COLUMBUS, Ohio - After a hard fought four-month campaign, the Columbus, Ohio, Catholic Diocese has been forced to reach agreement with a discharged 19-year teacher, Carla Hale. The diocese fired Hale for being gay, after she returned to work from burying her mother, because her mother's obituary stated that she "was survived by Carla and her partner."

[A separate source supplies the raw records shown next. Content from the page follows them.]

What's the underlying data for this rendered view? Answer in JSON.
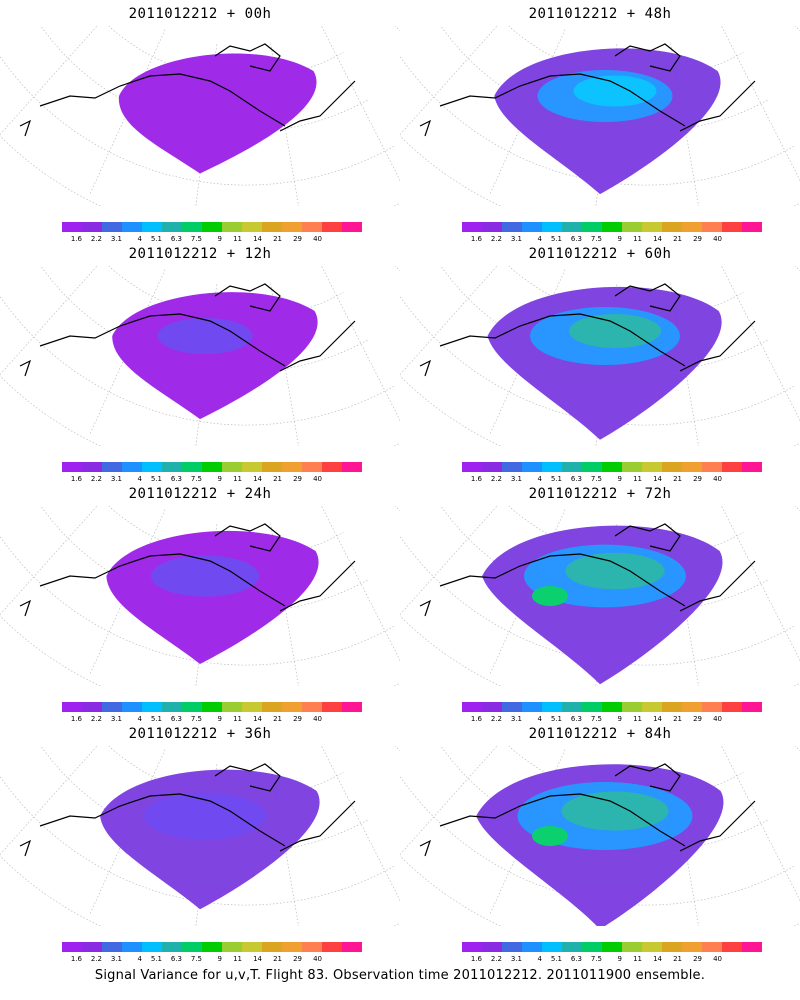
{
  "panels": [
    {
      "title": "2011012212 + 00h",
      "level": 0.0
    },
    {
      "title": "2011012212 + 48h",
      "level": 0.55
    },
    {
      "title": "2011012212 + 12h",
      "level": 0.15
    },
    {
      "title": "2011012212 + 60h",
      "level": 0.7
    },
    {
      "title": "2011012212 + 24h",
      "level": 0.28
    },
    {
      "title": "2011012212 + 72h",
      "level": 0.82
    },
    {
      "title": "2011012212 + 36h",
      "level": 0.42
    },
    {
      "title": "2011012212 + 84h",
      "level": 0.95
    }
  ],
  "colorbar": {
    "colors": [
      "#a020f0",
      "#8a2be2",
      "#4169e1",
      "#1e90ff",
      "#00bfff",
      "#20b2aa",
      "#00cd66",
      "#00cd00",
      "#9acd32",
      "#c8c832",
      "#daa520",
      "#f0a030",
      "#ff7f50",
      "#ff4040",
      "#ff1493"
    ],
    "labels": [
      "1.6",
      "2.2",
      "3.1",
      "4",
      "5.1",
      "6.3",
      "7.5",
      "9",
      "11",
      "14",
      "21",
      "29",
      "40",
      "",
      ""
    ]
  },
  "footer": "Signal Variance for u,v,T. Flight 83. Observation time 2011012212. 2011011900 ensemble."
}
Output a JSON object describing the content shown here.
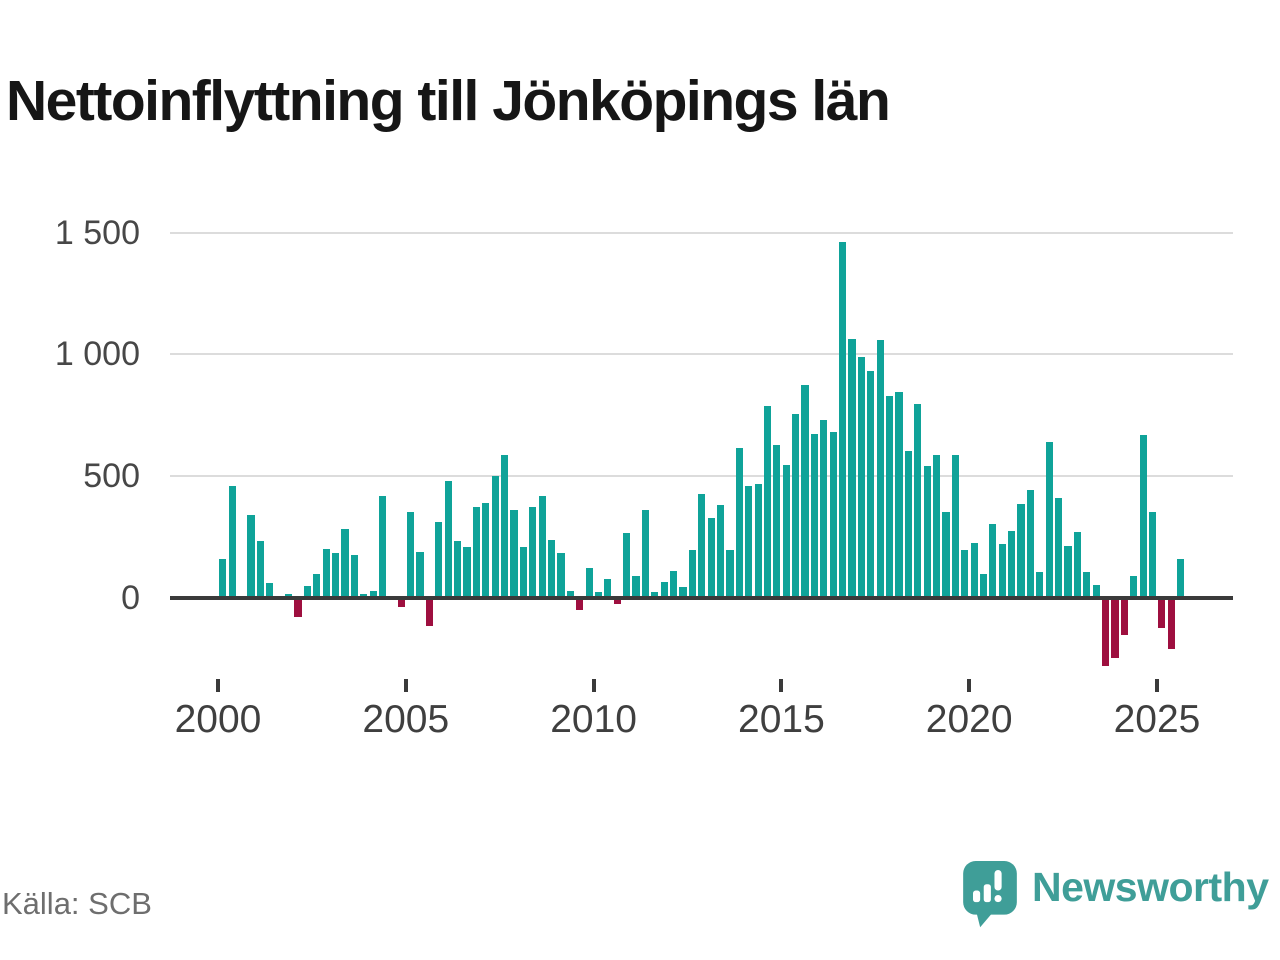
{
  "title": "Nettoinflyttning till Jönköpings län",
  "source": "Källa: SCB",
  "brand": {
    "name": "Newsworthy",
    "color": "#3f9e98"
  },
  "colors": {
    "positive": "#0fa399",
    "negative": "#9e0f3f",
    "axis": "#3a3a3a",
    "grid": "#dcdcdc"
  },
  "chart_data": {
    "type": "bar",
    "title": "Nettoinflyttning till Jönköpings län",
    "x_unit": "quarter",
    "y_ticks": [
      0,
      500,
      1000,
      1500
    ],
    "y_tick_labels": [
      "0",
      "500",
      "1 000",
      "1 500"
    ],
    "x_tick_years": [
      "2000",
      "2005",
      "2010",
      "2015",
      "2020",
      "2025"
    ],
    "ylim": [
      -300,
      1500
    ],
    "grid": "horizontal",
    "legend": "none",
    "years": [
      {
        "year": 2000,
        "values": [
          160,
          460,
          0,
          340
        ]
      },
      {
        "year": 2001,
        "values": [
          235,
          60,
          0,
          15
        ]
      },
      {
        "year": 2002,
        "values": [
          -80,
          50,
          100,
          200
        ]
      },
      {
        "year": 2003,
        "values": [
          185,
          285,
          175,
          15
        ]
      },
      {
        "year": 2004,
        "values": [
          30,
          420,
          0,
          -35
        ]
      },
      {
        "year": 2005,
        "values": [
          355,
          190,
          -115,
          310
        ]
      },
      {
        "year": 2006,
        "values": [
          480,
          235,
          210,
          375
        ]
      },
      {
        "year": 2007,
        "values": [
          390,
          500,
          585,
          360
        ]
      },
      {
        "year": 2008,
        "values": [
          210,
          375,
          420,
          240
        ]
      },
      {
        "year": 2009,
        "values": [
          185,
          30,
          -50,
          125
        ]
      },
      {
        "year": 2010,
        "values": [
          25,
          80,
          -25,
          265
        ]
      },
      {
        "year": 2011,
        "values": [
          90,
          360,
          25,
          65
        ]
      },
      {
        "year": 2012,
        "values": [
          110,
          45,
          195,
          425
        ]
      },
      {
        "year": 2013,
        "values": [
          330,
          380,
          195,
          615
        ]
      },
      {
        "year": 2014,
        "values": [
          460,
          470,
          790,
          630
        ]
      },
      {
        "year": 2015,
        "values": [
          545,
          755,
          875,
          675
        ]
      },
      {
        "year": 2016,
        "values": [
          730,
          680,
          1460,
          1065
        ]
      },
      {
        "year": 2017,
        "values": [
          990,
          930,
          1060,
          830
        ]
      },
      {
        "year": 2018,
        "values": [
          845,
          605,
          795,
          540
        ]
      },
      {
        "year": 2019,
        "values": [
          585,
          355,
          585,
          195
        ]
      },
      {
        "year": 2020,
        "values": [
          225,
          100,
          305,
          220
        ]
      },
      {
        "year": 2021,
        "values": [
          275,
          385,
          445,
          105
        ]
      },
      {
        "year": 2022,
        "values": [
          640,
          410,
          215,
          270
        ]
      },
      {
        "year": 2023,
        "values": [
          105,
          55,
          -280,
          -245
        ]
      },
      {
        "year": 2024,
        "values": [
          -150,
          90,
          670,
          355
        ]
      },
      {
        "year": 2025,
        "values": [
          -125,
          -210,
          160
        ]
      }
    ]
  }
}
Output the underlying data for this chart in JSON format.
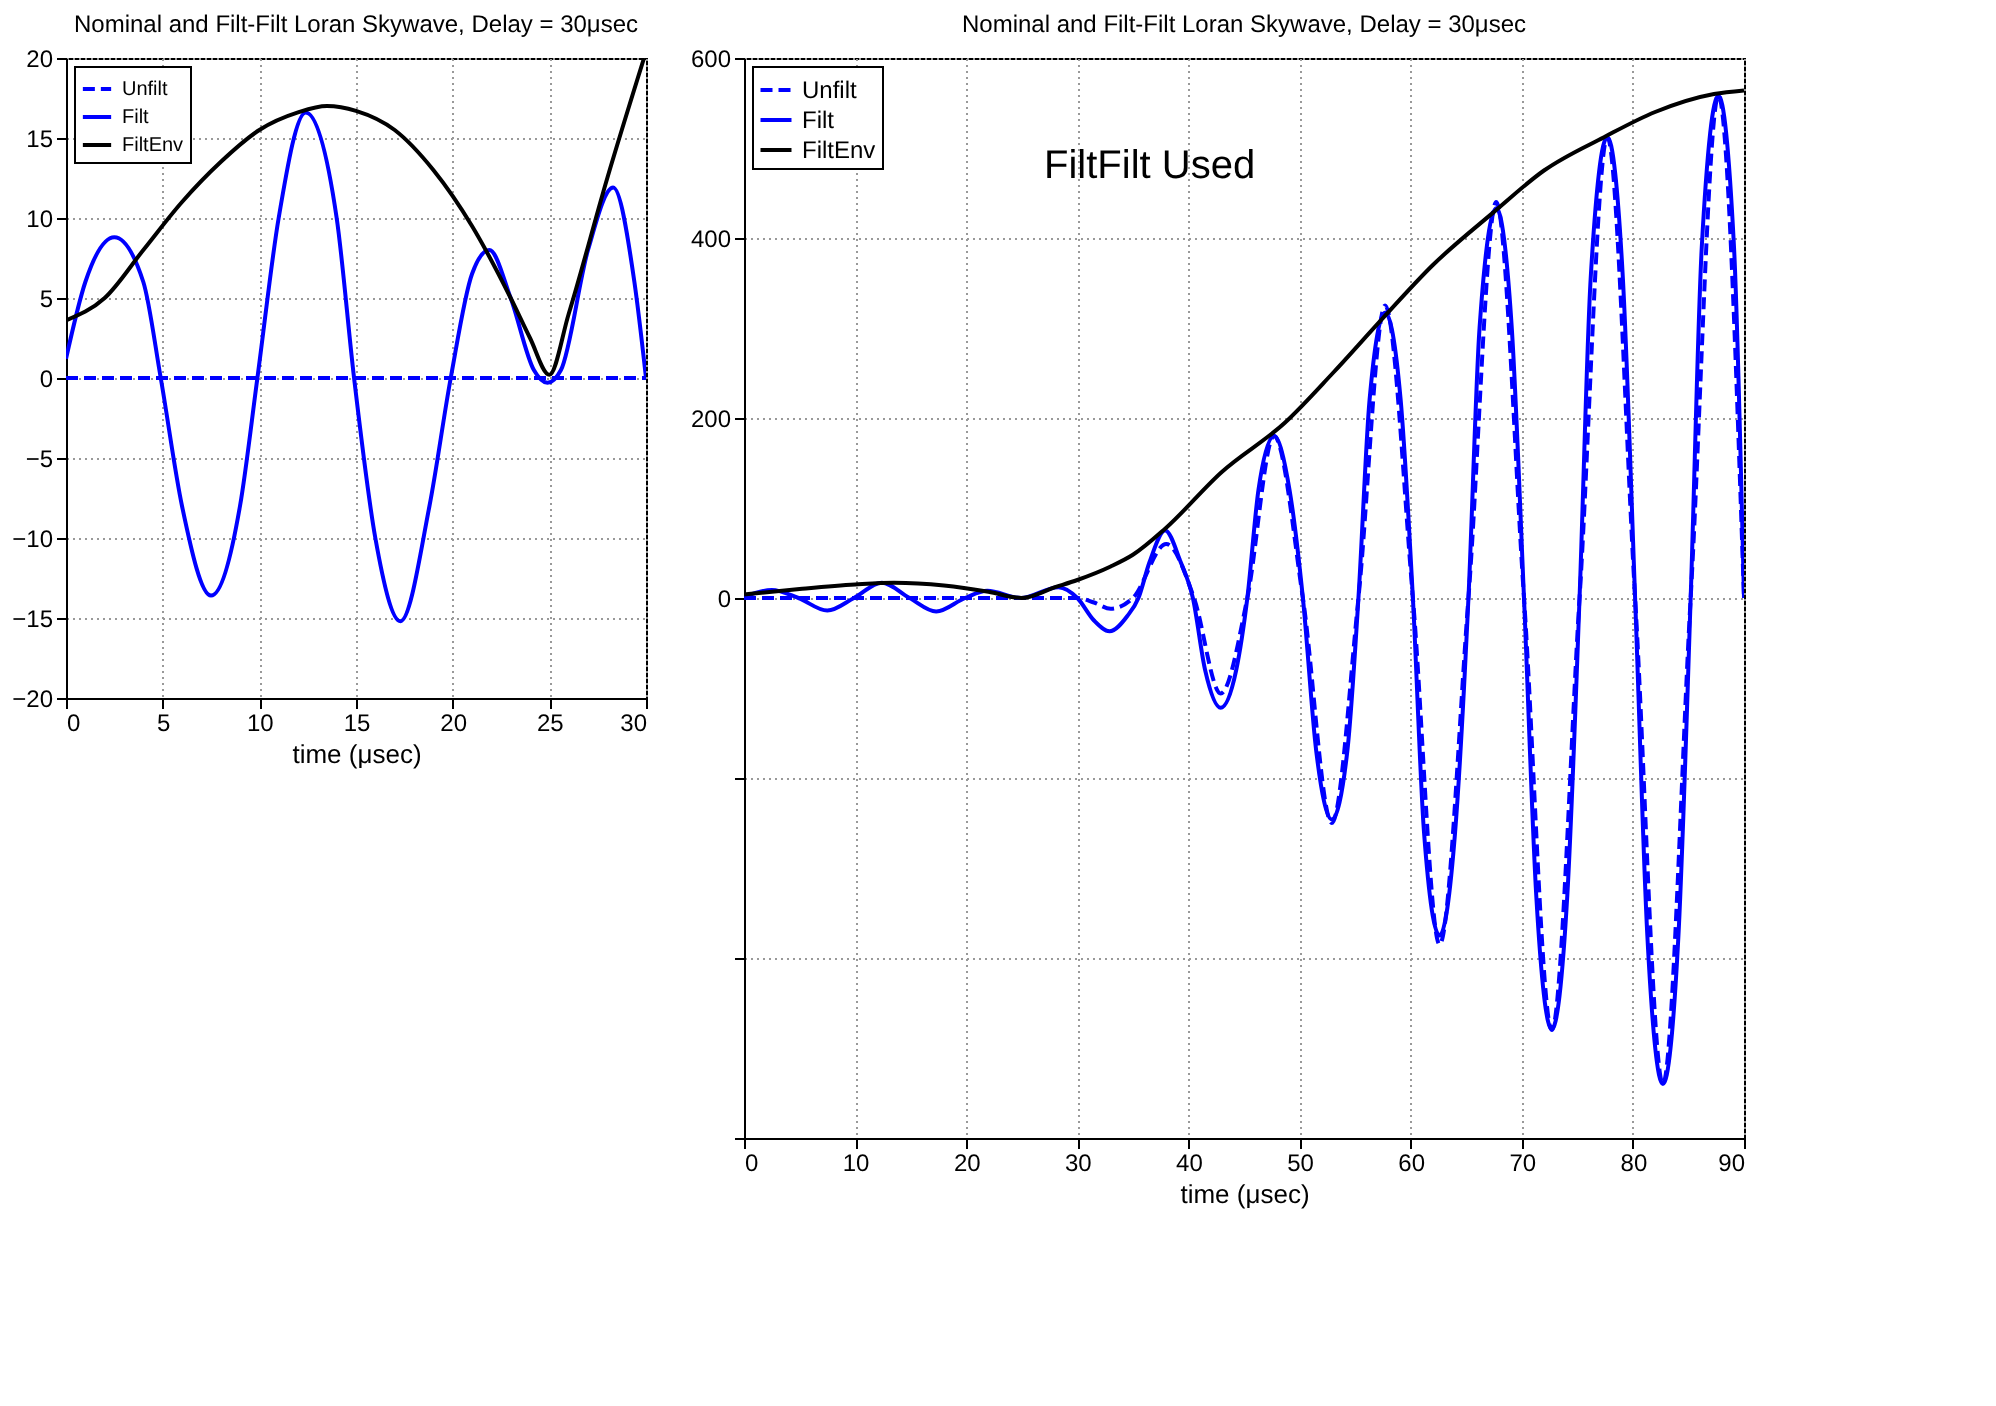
{
  "chart_data": [
    {
      "type": "line",
      "title": "Nominal and Filt-Filt Loran Skywave, Delay = 30μsec",
      "xlabel": "time (μsec)",
      "xlim": [
        0,
        30
      ],
      "xticks": [
        0,
        5,
        10,
        15,
        20,
        25,
        30
      ],
      "ylim": [
        -20,
        20
      ],
      "yticks": [
        -20,
        -15,
        -10,
        -5,
        0,
        5,
        10,
        15,
        20
      ],
      "grid": true,
      "legend": "top left",
      "series": [
        {
          "name": "Unfilt",
          "color": "#0000ff",
          "line_style": "dashed",
          "x": [
            0,
            30
          ],
          "values": [
            0,
            0
          ]
        },
        {
          "name": "Filt",
          "color": "#0000ff",
          "line_style": "solid",
          "x": [
            0,
            1,
            2.5,
            4,
            4.9,
            6,
            7.5,
            9,
            9.9,
            11,
            12.4,
            14,
            14.9,
            16,
            17.3,
            18.8,
            19.9,
            21,
            21.9,
            23,
            24.2,
            24.9,
            25.6,
            27,
            28.3,
            29.4,
            30
          ],
          "values": [
            1.2,
            6,
            8.8,
            6,
            0,
            -8,
            -13.6,
            -8,
            0,
            10,
            16.6,
            10,
            0,
            -10,
            -15.2,
            -8,
            0,
            6.5,
            8,
            5,
            0.5,
            -0.3,
            0.5,
            8,
            11.9,
            6,
            0
          ]
        },
        {
          "name": "FiltEnv",
          "color": "#000000",
          "line_style": "solid",
          "x": [
            0,
            2,
            4,
            6,
            8,
            10,
            12,
            13.5,
            15,
            17,
            19,
            21,
            23,
            24,
            25,
            26,
            28,
            29.9
          ],
          "values": [
            3.6,
            5,
            8,
            11,
            13.5,
            15.5,
            16.6,
            17,
            16.7,
            15.5,
            13,
            9.5,
            5,
            2.5,
            0.2,
            4,
            12.5,
            20
          ]
        }
      ]
    },
    {
      "type": "line",
      "title": "Nominal and Filt-Filt Loran Skywave, Delay = 30μsec",
      "xlabel": "time (μsec)",
      "xlim": [
        0,
        90
      ],
      "xticks": [
        0,
        10,
        20,
        30,
        40,
        50,
        60,
        70,
        80,
        90
      ],
      "ylim": [
        -600,
        600
      ],
      "yticks": [
        {
          "value": -600,
          "label": null
        },
        {
          "value": -400,
          "label": null
        },
        {
          "value": -200,
          "label": null
        },
        0,
        200,
        400,
        600
      ],
      "grid": true,
      "legend": "top left",
      "annotations": [
        "FiltFilt Used"
      ],
      "series": [
        {
          "name": "Unfilt",
          "color": "#0000ff",
          "line_style": "dashed",
          "x": [
            0,
            30,
            31.5,
            33,
            35,
            38,
            40.5,
            42.9,
            45.3,
            47.7,
            50.3,
            52.9,
            55.3,
            57.7,
            60.2,
            62.6,
            65.2,
            67.7,
            70.2,
            72.7,
            75.2,
            77.7,
            80.2,
            82.7,
            85.2,
            87.7,
            90
          ],
          "values": [
            0,
            0,
            -5,
            -12,
            0,
            60,
            0,
            -106,
            0,
            180,
            0,
            -250,
            0,
            325,
            0,
            -385,
            0,
            440,
            0,
            -480,
            0,
            512,
            0,
            -540,
            0,
            558,
            0
          ]
        },
        {
          "name": "Filt",
          "color": "#0000ff",
          "line_style": "solid",
          "x": [
            0,
            2.5,
            4.9,
            7.5,
            9.9,
            12.4,
            14.9,
            17.3,
            19.9,
            21.9,
            24.9,
            28.3,
            30,
            31.5,
            32.9,
            34.5,
            35.5,
            36.5,
            37.9,
            39.3,
            40.4,
            41.5,
            42.9,
            44.3,
            45.3,
            46.3,
            47.7,
            49.1,
            50.3,
            51.5,
            52.9,
            54.3,
            55.3,
            56.3,
            57.7,
            59.1,
            60.2,
            61.2,
            62.6,
            64,
            65.2,
            66.2,
            67.7,
            69.1,
            70.2,
            71.3,
            72.7,
            74.1,
            75.2,
            76.2,
            77.7,
            79.1,
            80.2,
            81.3,
            82.7,
            84.1,
            85.2,
            86.2,
            87.7,
            89.1,
            90
          ],
          "values": [
            1,
            9,
            0,
            -14,
            0,
            17,
            0,
            -15,
            0,
            8,
            0,
            12,
            0,
            -25,
            -37,
            -20,
            0,
            40,
            75,
            40,
            0,
            -80,
            -122,
            -80,
            0,
            120,
            180,
            120,
            0,
            -170,
            -246,
            -170,
            0,
            220,
            317,
            220,
            0,
            -260,
            -375,
            -260,
            0,
            300,
            433,
            300,
            0,
            -330,
            -479,
            -330,
            0,
            355,
            512,
            355,
            0,
            -375,
            -540,
            -375,
            0,
            390,
            558,
            390,
            0
          ]
        },
        {
          "name": "FiltEnv",
          "color": "#000000",
          "line_style": "solid",
          "x": [
            0,
            5,
            10,
            13.5,
            18,
            22,
            25,
            28,
            30,
            33,
            35,
            37.9,
            43,
            48.7,
            53,
            57.5,
            62,
            67.5,
            72,
            77.4,
            82,
            87.3,
            90
          ],
          "values": [
            4,
            10,
            15,
            17,
            14,
            7,
            0,
            12,
            20,
            35,
            48,
            77,
            140,
            195,
            250,
            311,
            370,
            429,
            475,
            512,
            540,
            560,
            564
          ]
        }
      ]
    }
  ]
}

The undisclosed settlement is believed to include substantial back pay and an official clearing of Hale's record.
"We are happy to announce a settlement to this long dispute," said Hale's attorney, Tom Tottle.
"Carla has been overwhelmed by the massive outpouring of support she received, especially from the students and alumni of Watterson, who have been so important in her life. Carla is just happy that she'll be getting back to the classroom, which is where she always wanted to be," he said.
"She appreciates the support given her by HaleStorm Ohio, Pride@Work and the AFL-CIO without whose help this settlement would not have been possible."
Hale is planning to work as a substitute teacher in the Columbus area and is expected to receive numerous job offers, now that her long fight with the diocese is over.
HaleStorm Ohio is the grassroots support group of Bishop Watterson High School students, alumni, parents and community volunteers that sprang to the teacher's aid when the diocese announced her discharge. The group organized a petition drive that garnered hundreds of thousands of signatures demanding Hale's reinstatement.
Since her firing, HaleStorm Ohio regularly held large rallies outside the diocese in Columbus, as well as getting out posters, buttons and flyers in her support. HaleStorm also held a huge fund raising party in support of Carla's reinstatement. The growing movement had become a real thorn in the diocese' side, as HaleStorm groups showed up wherever diocese spokesmen appeared. It became a crisis when donors began to withhold funds and angry parents of Watterson students disrupted the annual diocese fundraising dinner.
Amanda Finelli, chair of HaleStorm Ohio, said that she had always viewed this struggle "through a long range lens."
"We are just overjoyed that Carla will again be able to make a living and raise her family, but I've always seen this as just part of an overall struggle for justice. We still need to push the church to change its policy of discriminating against LGBT teachers. Our struggle is part of the fight of all of us to make this a better, more just world."
The fight to support Hale hit a crisis point of its own in June, when the in-house Catholic "company union" that was supposed to represent her announced they would not do so. This inspired the Central Ohio AFL-CIO labor federation, Union Retiree Federation and Pride@Work to come to Carla and HaleStorm Ohio's support.
In an unprecedented development, for the first time, organized labor officially entered a float in the massive Columbus Pride Parade, estimated this year at over 300,000 participants. As well, led by Pride@Work, the AFL-CIO partnered with HaleStorm at the huge Columbus Gay Rights Festival.
President of Ohio Pride@Work Glen Skeen, a Communications Workers of America officer who helped organize the solidarity effort, said the labor effort really made a positive impression on everyone.
"I can't tell you how important it was for people who have been marginalized, who were left out of society, to see unions and the community standing up for them. The response has been overwhelming!" he said.
"This is an important victory," Skeen said, "really a victory not just for LGBT folks, but everyone fighting for justice. The importance of the new open alliance between organized labor and the LGBT community cannot be overstated. We stand shoulder to shoulder, as well, with all the people celebrating the 50th anniversary of the great civil rights march and continuing the fight for justice. This is just one step on the road to justice for all people!"